Two ways of being wrong
Unless you're sure to be right and on time, you need a plan.
There are at least two ways of being wrong in investing, and each has its own means of mitigation. One is to be flat-out wrong. Perhaps the most spectacular example of this (among many contenders) may be found in the hapless words of Professor Irving Fisher, a distinguished economist at Yale, who announced in mid-October 1929 that the stock market appeared to have reached “a permanently high plateau.” Another way of being wrong is to be right but early, a problem summed up by Fisher’s rival John Maynard Keynes with the dictum that the market can stay irrational longer than you can stay solvent.
Being wrong
We all make mistakes, although in portfolio management those can be costly. How to potentially reduce the damage done? The first way is diversification. Spreading investments around may help ensure that no one bad investment will have an undue impact on portfolio returns. The next is determining the size of those investments. All else being equal, the more uncertain you are of a stock’s outlook, the smaller your position should be. Investors may want to avoid taking large positions with a large potential variance in outcomes. The third way of helping to reduce damage from being wrong is to avoid unintended risk. Imagine, for instance, a skilled, bottom-up stockpicker who happened to construct a portfolio of just energy stocks because the dividends were appealing. If oil prices fell, the portfolio would be likely to fall too, overwhelming the manager’s skill. In this example, the manager took on unintended risk.
Being right but early
Even if an investment manager has skill and an investment thesis that will pay off, with equities that payoff may arrive at the “wrong” time. In the simplest case, consider an underperforming strategy. One reason not to sell is that it may soon begin to outperform. The manager, in this case, is right but early; the market has not yet validated the manager’s insight. Perhaps one will be told, “No pain, no premium.” That may be true, but what is to say that a premium will eventually emerge?
The importance of a plan
If a manager is not always right and not always right on time (and who is?), what is to help the nervous investor other than hope? One popular approach is to diversify the management itself by hiring multiple managers with different investing styles and time horizons. This is not without its own problems, however, since the diversification may be haphazard. Furthermore, the different managers may cancel each other out, leading more to an index-like portfolio.

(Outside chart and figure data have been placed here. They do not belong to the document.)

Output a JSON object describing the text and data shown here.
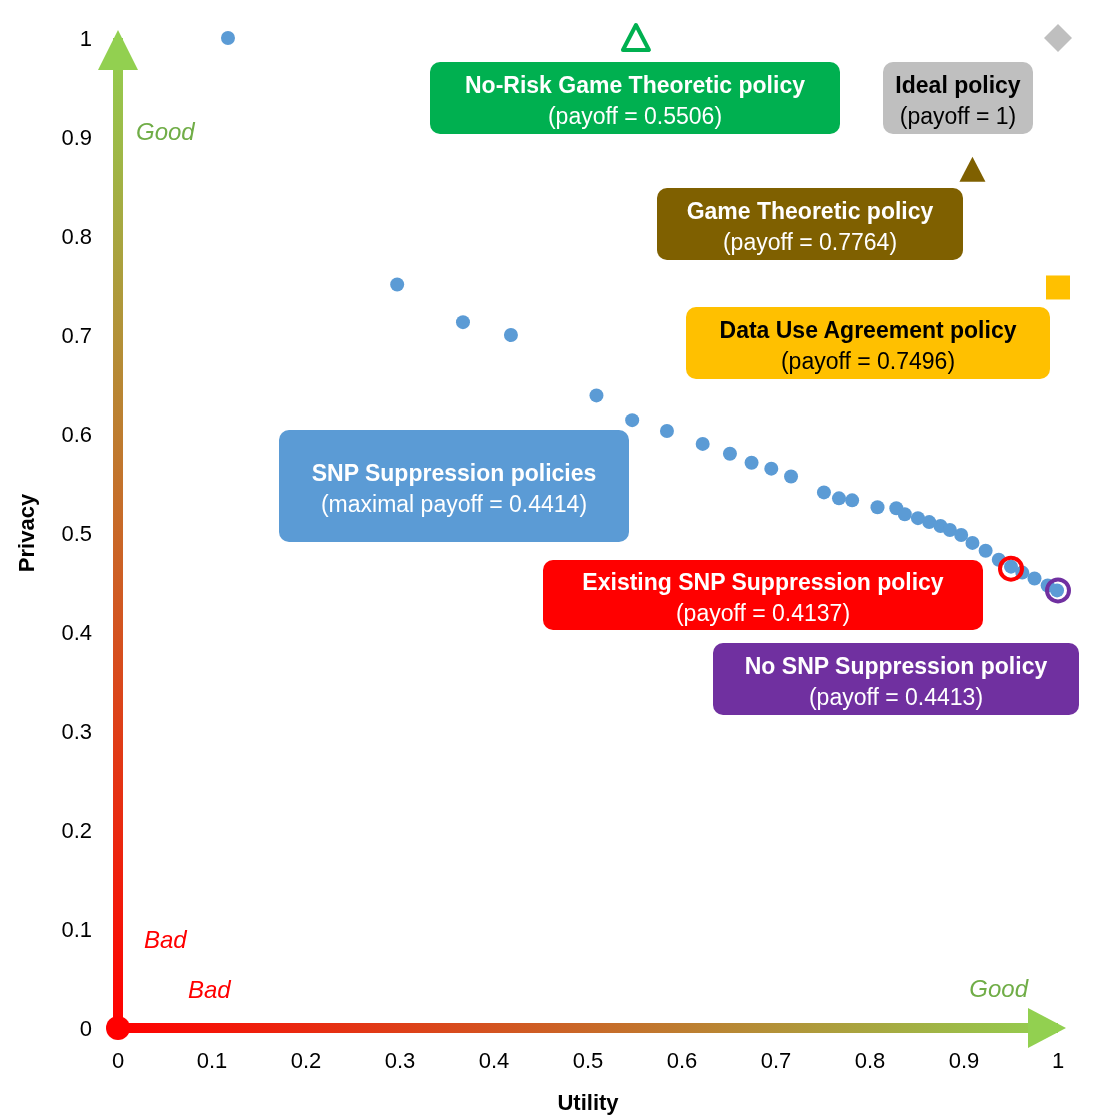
{
  "chart_data": {
    "type": "scatter",
    "xlabel": "Utility",
    "ylabel": "Privacy",
    "xlim": [
      0,
      1
    ],
    "ylim": [
      0,
      1
    ],
    "xticks": [
      0,
      0.1,
      0.2,
      0.3,
      0.4,
      0.5,
      0.6,
      0.7,
      0.8,
      0.9,
      1
    ],
    "yticks": [
      0,
      0.1,
      0.2,
      0.3,
      0.4,
      0.5,
      0.6,
      0.7,
      0.8,
      0.9,
      1
    ],
    "grid": false,
    "series": [
      {
        "name": "SNP Suppression policies",
        "color": "#5b9bd5",
        "marker": "circle",
        "x": [
          0.117,
          0.297,
          0.367,
          0.418,
          0.509,
          0.547,
          0.584,
          0.622,
          0.651,
          0.674,
          0.695,
          0.716,
          0.751,
          0.767,
          0.781,
          0.808,
          0.828,
          0.837,
          0.851,
          0.863,
          0.875,
          0.885,
          0.897,
          0.909,
          0.923,
          0.937,
          0.95,
          0.962,
          0.975,
          0.989,
          0.999
        ],
        "values": [
          1,
          0.751,
          0.713,
          0.7,
          0.639,
          0.614,
          0.603,
          0.59,
          0.58,
          0.571,
          0.565,
          0.557,
          0.541,
          0.535,
          0.533,
          0.526,
          0.525,
          0.519,
          0.515,
          0.511,
          0.507,
          0.503,
          0.498,
          0.49,
          0.482,
          0.473,
          0.466,
          0.46,
          0.454,
          0.447,
          0.442
        ]
      },
      {
        "name": "Existing SNP Suppression policy",
        "color": "#ff0000",
        "marker": "circle",
        "x": [
          0.95
        ],
        "values": [
          0.464
        ]
      },
      {
        "name": "No SNP Suppression policy",
        "color": "#7030a0",
        "marker": "circle",
        "x": [
          1
        ],
        "values": [
          0.442
        ]
      },
      {
        "name": "Data Use Agreement policy",
        "color": "#ffc000",
        "marker": "square",
        "x": [
          1
        ],
        "values": [
          0.748
        ]
      },
      {
        "name": "Game Theoretic policy",
        "color": "#7f6000",
        "marker": "triangle",
        "x": [
          0.909
        ],
        "values": [
          0.867
        ]
      },
      {
        "name": "Ideal policy",
        "color": "#bfbfbf",
        "marker": "diamond",
        "x": [
          1
        ],
        "values": [
          1
        ]
      },
      {
        "name": "No-Risk Game Theoretic policy",
        "color": "#00b050",
        "marker": "triangle",
        "x": [
          0.551
        ],
        "values": [
          1
        ]
      }
    ],
    "annotations": [
      "(maximal payoff = 0.4414)",
      "(payoff = 0.4137)",
      "(payoff = 0.4413)",
      "(payoff = 0.7496)",
      "(payoff = 0.7764)",
      "(payoff = 1)",
      "(payoff = 0.5506)",
      "Good",
      "Bad",
      "Bad",
      "Good"
    ]
  }
}
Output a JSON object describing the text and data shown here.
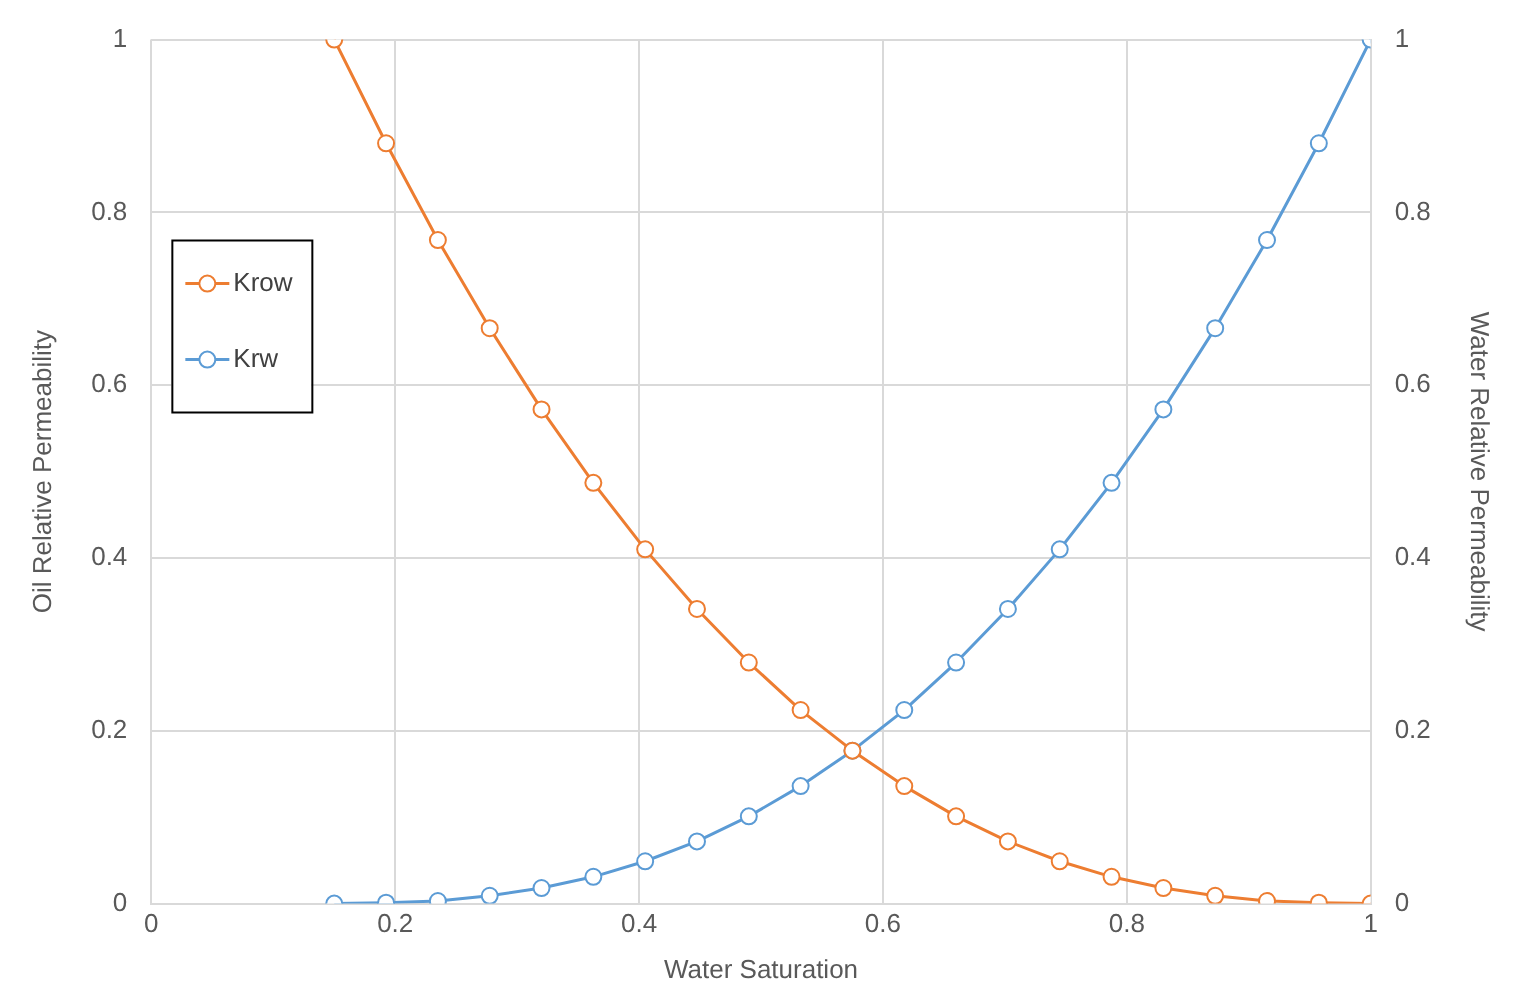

Quantitative management, which identifies stocks to purchase by systematically analyzing large amounts of data, permits a different option by employing multiple (and diversified) alpha-seeking engines within a single portfolio using sophisticated optimization and risk management techniques. One manager, then, can potentially provide the benefits of a multimanager approach while avoiding the friction of using multiple portfolios.
To quote Keynes once more: the ignorance of even the best-informed investor about the more remote future is much greater than his knowledge. With investing, it’s so easy to be wrong that one of the ways of being wrong is being right, just early. It would be great to avoid ever being wrong; far better, however, to have a plan.